Activists in Bahrain say a man has been found dead with gunshot wounds after overnight clashes with police a day before Sunday’s Formula 1 Grand Prix.
The body was found in the Shia village of Shakhoura, near the capital, Manama, an opposition group said.
On Friday, tens of thousands took part in at times violent protests demanding an end to the crackdown on dissent in the run-up to the rally.
Armored vehicles are patrolling the streets of Manama ahead of the race.
The discovery came as practice and qualifying sessions for the Grand Prix were taking place. Mainly Shia protesters have announced “days of rage” against the race.
Formula 1’s governing body, the FIA, only went ahead with the Grand Prix after the government said it had security under control.
Last year’s Grand Prix was cancelled after 35 people died in February and March during a crackdown on mass demonstrations calling for greater democracy.
The protesters demand an end to discrimination against the majority Shia Muslim community by the Sunni royal family.
Human rights groups and activists estimate that at least 25 people have died since the start of the protests, many as a result of what has been described as the excessive use of tear gas.
Activists from opposition group al-Wefaq said the man found dead on Saturday, variously named as Salah Abbas Habib or Salah al-Gattan, 37, was killed by government forces.
Several others were hit by birdshot in the incident, said Nabeel Rajab from the Centre for Human Rights.
In a message posted on Twitter, the Bahraini Interior Ministry confirmed that a dead person was found in Shakhoura. It said police had launched an investigation.
On Friday, Bahrain’s Crown Prince, Salman bin Hamad Al Khalifa, said cancelling the Grand Prix “just empowers extremists”, and insisted that holding the race would “build bridges across communities”.

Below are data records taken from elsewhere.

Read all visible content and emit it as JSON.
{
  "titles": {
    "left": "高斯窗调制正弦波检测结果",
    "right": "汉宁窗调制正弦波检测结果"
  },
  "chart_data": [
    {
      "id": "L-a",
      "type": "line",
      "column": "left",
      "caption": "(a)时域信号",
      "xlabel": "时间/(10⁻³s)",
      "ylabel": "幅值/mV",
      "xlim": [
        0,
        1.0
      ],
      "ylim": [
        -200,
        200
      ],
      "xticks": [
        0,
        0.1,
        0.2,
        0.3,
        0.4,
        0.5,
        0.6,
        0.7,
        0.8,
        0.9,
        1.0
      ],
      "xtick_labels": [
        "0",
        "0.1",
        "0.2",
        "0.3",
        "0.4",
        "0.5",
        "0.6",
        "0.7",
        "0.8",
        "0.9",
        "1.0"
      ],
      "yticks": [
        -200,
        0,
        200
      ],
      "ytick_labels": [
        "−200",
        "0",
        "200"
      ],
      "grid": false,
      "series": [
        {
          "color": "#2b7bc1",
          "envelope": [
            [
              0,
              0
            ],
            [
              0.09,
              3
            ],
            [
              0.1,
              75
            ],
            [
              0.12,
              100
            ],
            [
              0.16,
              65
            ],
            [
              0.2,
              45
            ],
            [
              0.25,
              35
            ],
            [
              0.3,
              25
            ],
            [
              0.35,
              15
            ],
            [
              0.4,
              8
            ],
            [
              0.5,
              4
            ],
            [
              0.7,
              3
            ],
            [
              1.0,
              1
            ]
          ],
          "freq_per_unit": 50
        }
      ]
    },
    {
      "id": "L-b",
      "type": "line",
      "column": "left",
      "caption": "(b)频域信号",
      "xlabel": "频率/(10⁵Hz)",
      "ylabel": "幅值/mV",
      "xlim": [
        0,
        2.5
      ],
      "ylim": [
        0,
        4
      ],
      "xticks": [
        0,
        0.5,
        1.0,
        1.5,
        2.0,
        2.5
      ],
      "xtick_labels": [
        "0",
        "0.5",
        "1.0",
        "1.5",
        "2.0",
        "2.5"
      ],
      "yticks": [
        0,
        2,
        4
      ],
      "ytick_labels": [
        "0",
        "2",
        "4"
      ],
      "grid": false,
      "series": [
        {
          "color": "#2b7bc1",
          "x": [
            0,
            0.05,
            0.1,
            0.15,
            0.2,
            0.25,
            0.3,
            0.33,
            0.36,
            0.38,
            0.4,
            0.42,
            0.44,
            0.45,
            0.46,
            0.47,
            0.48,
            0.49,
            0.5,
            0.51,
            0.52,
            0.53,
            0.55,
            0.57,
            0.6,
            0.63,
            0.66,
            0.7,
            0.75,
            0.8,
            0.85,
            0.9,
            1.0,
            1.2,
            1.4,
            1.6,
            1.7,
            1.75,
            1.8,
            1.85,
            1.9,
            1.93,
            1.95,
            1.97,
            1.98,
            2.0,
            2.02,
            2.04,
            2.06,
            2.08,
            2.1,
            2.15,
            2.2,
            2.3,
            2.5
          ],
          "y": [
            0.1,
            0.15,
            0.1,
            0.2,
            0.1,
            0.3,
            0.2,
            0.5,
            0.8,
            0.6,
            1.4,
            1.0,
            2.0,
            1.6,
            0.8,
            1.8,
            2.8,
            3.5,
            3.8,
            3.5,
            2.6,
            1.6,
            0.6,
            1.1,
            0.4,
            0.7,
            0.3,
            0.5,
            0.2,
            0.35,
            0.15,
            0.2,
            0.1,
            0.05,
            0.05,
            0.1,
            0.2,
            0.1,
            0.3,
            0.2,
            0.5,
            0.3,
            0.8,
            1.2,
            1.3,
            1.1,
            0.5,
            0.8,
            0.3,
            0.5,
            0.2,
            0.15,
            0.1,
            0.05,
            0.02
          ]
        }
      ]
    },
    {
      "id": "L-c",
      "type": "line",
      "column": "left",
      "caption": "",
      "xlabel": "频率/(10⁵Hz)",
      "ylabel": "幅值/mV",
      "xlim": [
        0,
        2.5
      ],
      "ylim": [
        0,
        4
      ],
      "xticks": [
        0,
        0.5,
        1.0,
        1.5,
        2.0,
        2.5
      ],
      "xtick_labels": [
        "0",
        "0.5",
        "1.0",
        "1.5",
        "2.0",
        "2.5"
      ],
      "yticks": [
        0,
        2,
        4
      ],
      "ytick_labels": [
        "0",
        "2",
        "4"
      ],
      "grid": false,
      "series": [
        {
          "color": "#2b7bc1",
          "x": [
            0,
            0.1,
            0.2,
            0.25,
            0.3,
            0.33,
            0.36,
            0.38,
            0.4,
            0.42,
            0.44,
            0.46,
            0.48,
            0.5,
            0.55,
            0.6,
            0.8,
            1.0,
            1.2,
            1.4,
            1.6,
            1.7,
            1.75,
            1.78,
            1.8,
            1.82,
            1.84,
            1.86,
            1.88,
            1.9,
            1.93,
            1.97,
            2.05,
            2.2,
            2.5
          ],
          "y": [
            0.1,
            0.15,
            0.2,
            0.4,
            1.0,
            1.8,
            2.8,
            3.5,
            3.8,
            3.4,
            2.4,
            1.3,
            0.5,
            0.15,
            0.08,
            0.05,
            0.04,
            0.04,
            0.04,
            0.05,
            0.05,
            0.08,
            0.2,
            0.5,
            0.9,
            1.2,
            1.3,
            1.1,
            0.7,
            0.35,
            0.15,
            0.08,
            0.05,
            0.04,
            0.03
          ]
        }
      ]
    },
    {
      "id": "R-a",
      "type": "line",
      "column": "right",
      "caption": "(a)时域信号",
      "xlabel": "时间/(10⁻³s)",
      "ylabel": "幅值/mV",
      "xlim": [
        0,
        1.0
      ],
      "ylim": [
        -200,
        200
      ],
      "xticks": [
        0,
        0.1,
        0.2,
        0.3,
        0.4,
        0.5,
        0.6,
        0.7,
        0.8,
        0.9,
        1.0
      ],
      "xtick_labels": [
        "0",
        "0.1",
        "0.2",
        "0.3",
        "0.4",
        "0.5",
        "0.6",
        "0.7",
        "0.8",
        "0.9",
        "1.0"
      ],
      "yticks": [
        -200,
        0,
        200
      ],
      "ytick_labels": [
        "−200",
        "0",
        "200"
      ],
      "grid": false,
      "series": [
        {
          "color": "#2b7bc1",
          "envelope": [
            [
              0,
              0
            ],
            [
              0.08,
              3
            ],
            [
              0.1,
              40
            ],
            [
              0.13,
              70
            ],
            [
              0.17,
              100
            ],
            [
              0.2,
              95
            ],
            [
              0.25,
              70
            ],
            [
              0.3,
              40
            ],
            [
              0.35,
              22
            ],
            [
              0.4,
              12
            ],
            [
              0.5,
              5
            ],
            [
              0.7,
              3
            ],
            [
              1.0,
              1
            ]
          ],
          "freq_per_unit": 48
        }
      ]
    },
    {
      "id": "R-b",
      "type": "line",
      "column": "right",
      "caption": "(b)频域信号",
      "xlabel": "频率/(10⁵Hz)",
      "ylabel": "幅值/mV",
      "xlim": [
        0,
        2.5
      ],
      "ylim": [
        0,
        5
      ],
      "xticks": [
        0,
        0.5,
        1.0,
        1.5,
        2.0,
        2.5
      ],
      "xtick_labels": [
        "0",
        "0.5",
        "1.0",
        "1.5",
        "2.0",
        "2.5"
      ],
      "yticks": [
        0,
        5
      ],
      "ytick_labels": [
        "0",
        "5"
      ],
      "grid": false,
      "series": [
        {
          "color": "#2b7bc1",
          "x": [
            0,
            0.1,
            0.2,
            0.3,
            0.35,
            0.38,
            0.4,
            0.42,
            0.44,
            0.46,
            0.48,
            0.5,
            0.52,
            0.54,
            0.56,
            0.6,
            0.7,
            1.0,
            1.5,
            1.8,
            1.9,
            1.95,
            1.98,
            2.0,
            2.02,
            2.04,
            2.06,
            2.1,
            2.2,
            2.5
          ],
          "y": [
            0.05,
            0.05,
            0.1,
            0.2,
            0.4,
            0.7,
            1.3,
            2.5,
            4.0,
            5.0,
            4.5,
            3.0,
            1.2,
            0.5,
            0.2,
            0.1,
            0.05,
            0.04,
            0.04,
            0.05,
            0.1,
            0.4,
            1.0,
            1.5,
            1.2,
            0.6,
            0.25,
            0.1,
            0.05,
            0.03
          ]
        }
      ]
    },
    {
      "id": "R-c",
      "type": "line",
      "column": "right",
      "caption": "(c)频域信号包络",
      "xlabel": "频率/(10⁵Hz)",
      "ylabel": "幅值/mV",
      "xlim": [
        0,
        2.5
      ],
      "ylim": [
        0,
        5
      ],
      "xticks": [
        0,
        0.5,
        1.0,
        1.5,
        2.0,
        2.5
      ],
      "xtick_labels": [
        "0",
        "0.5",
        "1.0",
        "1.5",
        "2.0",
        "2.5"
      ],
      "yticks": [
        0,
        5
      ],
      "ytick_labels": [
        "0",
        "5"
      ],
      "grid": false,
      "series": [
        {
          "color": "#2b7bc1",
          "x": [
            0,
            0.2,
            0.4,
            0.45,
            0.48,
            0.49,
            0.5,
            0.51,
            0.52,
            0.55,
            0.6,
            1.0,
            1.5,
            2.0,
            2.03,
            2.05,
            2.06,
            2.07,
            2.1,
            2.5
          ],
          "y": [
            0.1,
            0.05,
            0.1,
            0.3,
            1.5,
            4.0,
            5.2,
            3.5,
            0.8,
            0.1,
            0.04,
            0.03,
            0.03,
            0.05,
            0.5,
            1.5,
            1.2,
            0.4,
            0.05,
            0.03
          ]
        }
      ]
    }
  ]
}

Jean Todt, the president of the motor racing governing body, the FIA, said he had no regrets about the race, as extensive investigations into the situation in Bahrain had unearthed “nothing (that) could allow us to stop the race”.
“On rational facts, it was decided there was no reason to change our mind,” Jean Todt said.
The Shia protesters say going ahead the race lends international legitimacy to a government that is continuing to suppress opposition with violent means.
Al-Wefaq said security forces had beaten protesters in Shakhoura with tools and weapons, according to the AFT news agency.
The group reported on Saturday that 70 people had been injured by security forces in the past two days and 80 others arrested.
Meanwhile, the daughter of political and human rights activist Abdul al-Khawaja, who has been on hunger strike for more than two months, was briefly detained when she went to see him in hospital, Nabeel Rajab said. She was not allowed to see her father.
Abdul al-Khawaja launched his hunger strike in protest against a life sentence handed down by a military tribunal in June.
He stopped drinking water on Thursday, according to his daughter, Zainab.
She said on Saturday her father was in a critical state.
“He’s on the 73rd day of his hunger strike and the last call he made yesterday, he asked for his lawyer to go see him so he could write his will.
“We’re afraid that we might never hear of him again, and that we might not see him again.”
During Friday’s protests, tens of thousands people walked along a motorway from Budaiya, an area to the west of the capital, Manama.
Police fired stun grenades and tear gas at a small group who tried to reach the site of the former Pearl Roundabout, which was at the heart of the initial mass anti-government protests last year.